A viagem foi bancada com recursos da Câmara, conforme registro apresentado. Zanatta disse que esteve na CPAC para manter o alinhamento com as pautas do movimento conservador, fortalecendo contatos com lideranças internacionais que apoiam a agenda defendida pelo grupo.
Nas redes sociais, Eduardo Bolsonaro (PL) indicou Zanatta para compor a chapa de seu irmão, o senador Flávio Bolsonaro (PL), na disputa pela Presidência da República.
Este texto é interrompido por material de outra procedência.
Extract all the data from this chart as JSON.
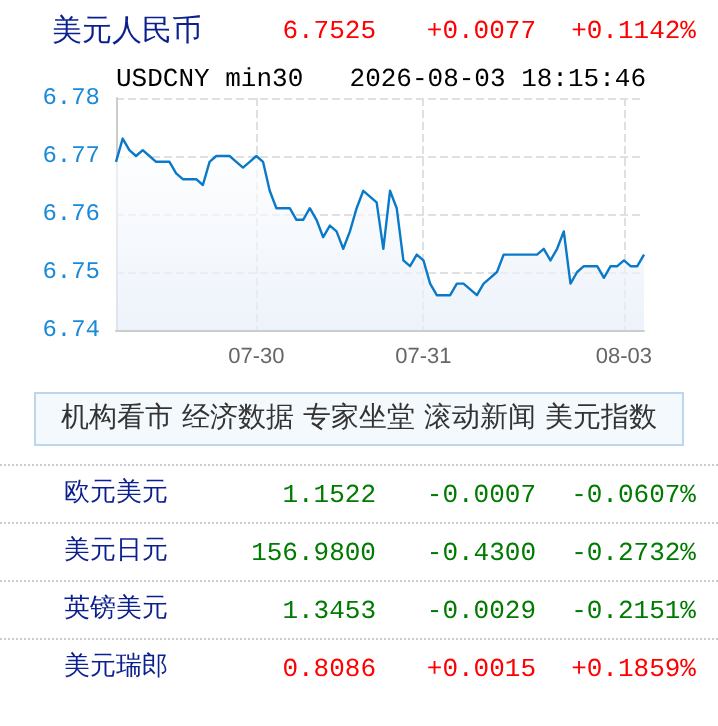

A confirmação ganhou eco entre aliados e aumentou a discussão sobre o papel da deputada na eventual chapa.
Em publicação na rede X, Eduardo afirmou que Zanatta está “à altura do cargo” por sua lealdade e pelas pautas que defende no Congresso. “Se os maus reclamam, este é o caminho”, acrescentou, reforçando a narrativa de que a escolha busca manter o Brasil alinhado com a agenda do PL.
A indicação de Zanatta representaria uma chapa puro-sangue do PL, com dois nomes do partido. Flávio Bolsonaro ainda não definiu a vice, mas declarou, em maio, ter preferência por uma mulher no cargo, o que reforça as especulações em torno de uma composição feminina na linha sucessória.